Trust the skilled and experienced heart and vascular surgeons at Essentia Health to safely place an implantable medical device that can assist your heart and improve your health.

Heart Devices

Surgically implanted devices can be used to control the rhythm of your heart, improve your heart’s ability to pump blood, or prevent blood clots from entering your bloodstream. Depending on your condition, your health care team may recommend a:

  • Pacemaker
  • Left ventricular assist device (LVAD)
  • Implantable cardioverter defibrillator (ICD)
  • Closure implant, such as a Watchman™
  • Loop recorder
  • Other device

Pacemakers

You may need a pacemaker after a heart attack to help your heart have a normal rhythm. A pacemaker is a small, battery-operated device that is placed under the skin in your chest.

LVAD

Your doctor may recommend the placement of an LVAD if your heart needs help pumping blood. An LVAD is a mechanical, battery-operated pumping device. Getting an LVAD can help prevent the need for a heart transplant.

Implantable Cardioverter Defibrillator (ICD)

If you have an irregular heart rhythm, having an ICD placed in your chest or abdomen can help treat it. An ICD is a battery-powered device that tracks your heart rate and can correct its rhythm if needed.

Watchman

Atrial fibrillation, or AFib, is a type of arrhythmia where your heart beats irregularly. If you have AFib that isn’t caused by a heart valve problem, also called non-valvular AFib, your doctor may recommend getting a Watchman device instead of taking the blood thinning medication Warfarin. A Watchman can reduce your risk of having a stroke.

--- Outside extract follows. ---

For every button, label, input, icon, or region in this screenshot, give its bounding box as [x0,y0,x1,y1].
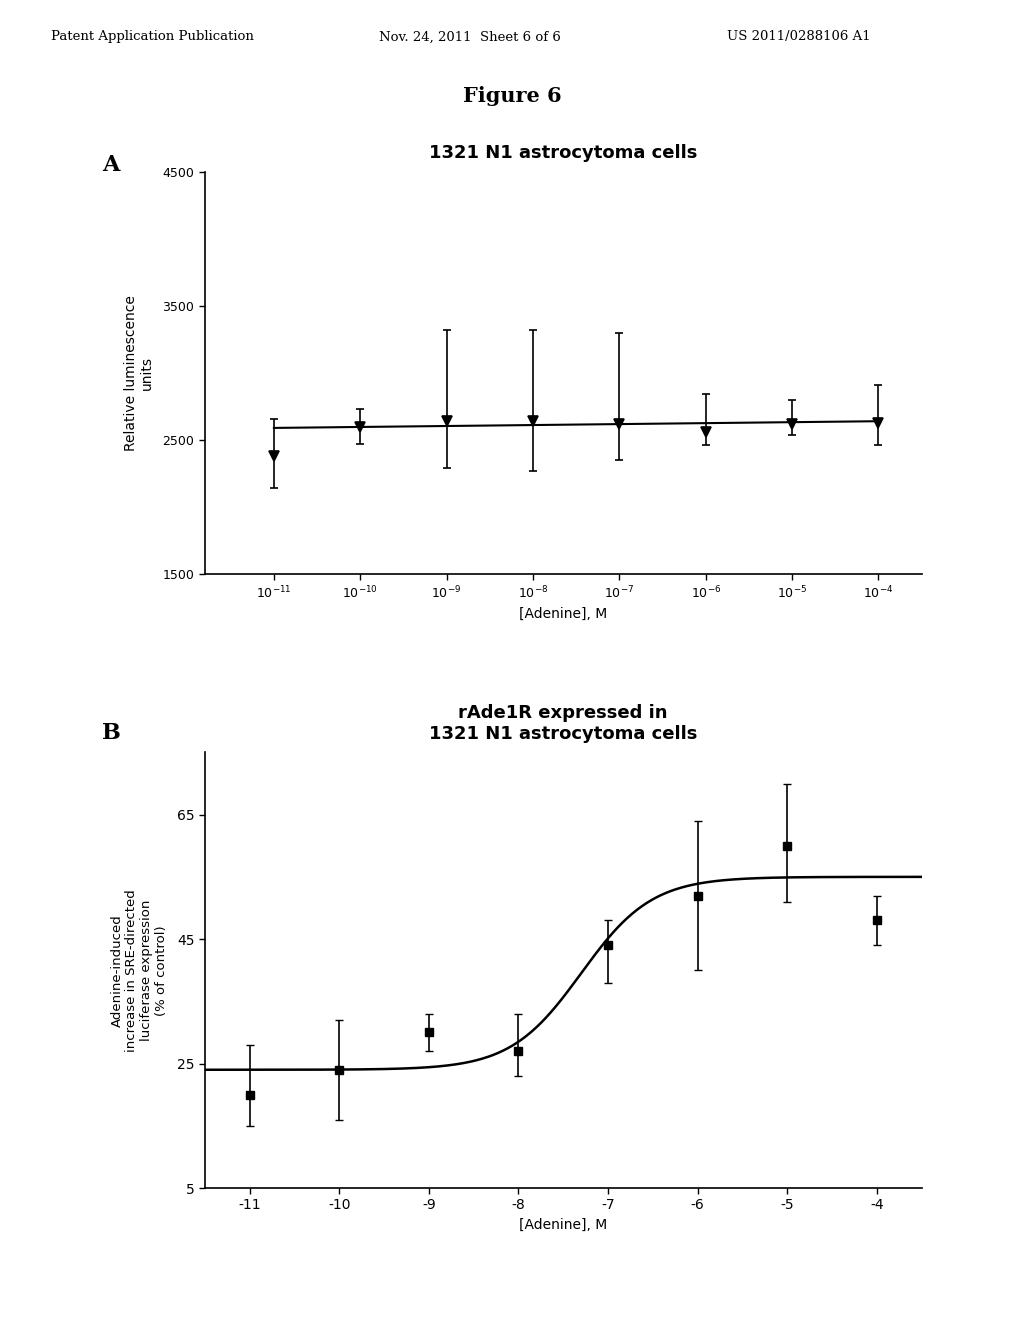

Cardiology: Watchman Device Video Transcript

(DESCRIPTION)
Dr. Kalkidan Bishu, interventional cardiologist, holds a complex heart model, using it to supplement his presentation.

(SPEECH)
DR. KALKIDAN BISHU: The problem with atrial fibrillation is that contraction in the upper chambers of the heart is so disorganized that sludge can form into a clot within the heart chambers. 90% of the strokes in atrial fibrillation come from sludge that forms within the left atrial appendage, which is a small cavity found in the left upper side of the heart.

(DESCRIPTION)
Mary Starkman, C. N. P. , Heart and Vascular Center, speaks to the camera. She wears a white coat, and black stethoscope. She motions to her heart and she speaks.

(SPEECH)
MARY STARKMAN: The fact that you have an extra appendage like your appendix, that's like a little room off of the top part of the heart. That room is a pocket without a door, and within that room, a clot can form and then that clot can freely leave because there's nothing to stop it from leaving. So when I talk about putting the Watchman device in, which is essentially a plug to plug up that room, I tell them we're going to put a door on that room.

(DESCRIPTION)
An animation plays of the procedure. The plug end expands to close off a portion of the vessel. Dr. Bishu holds the small, round device that represents the plug in the treatment.

(SPEECH)
DR. KALKIDAN BISHU: It's a device that is made of a metal frame covered by the mesh. A cloth pipe mesh. And what it does is that it excludes the part of the heart where clots form the atrial fibrillation and preventing from clots being spread into the body.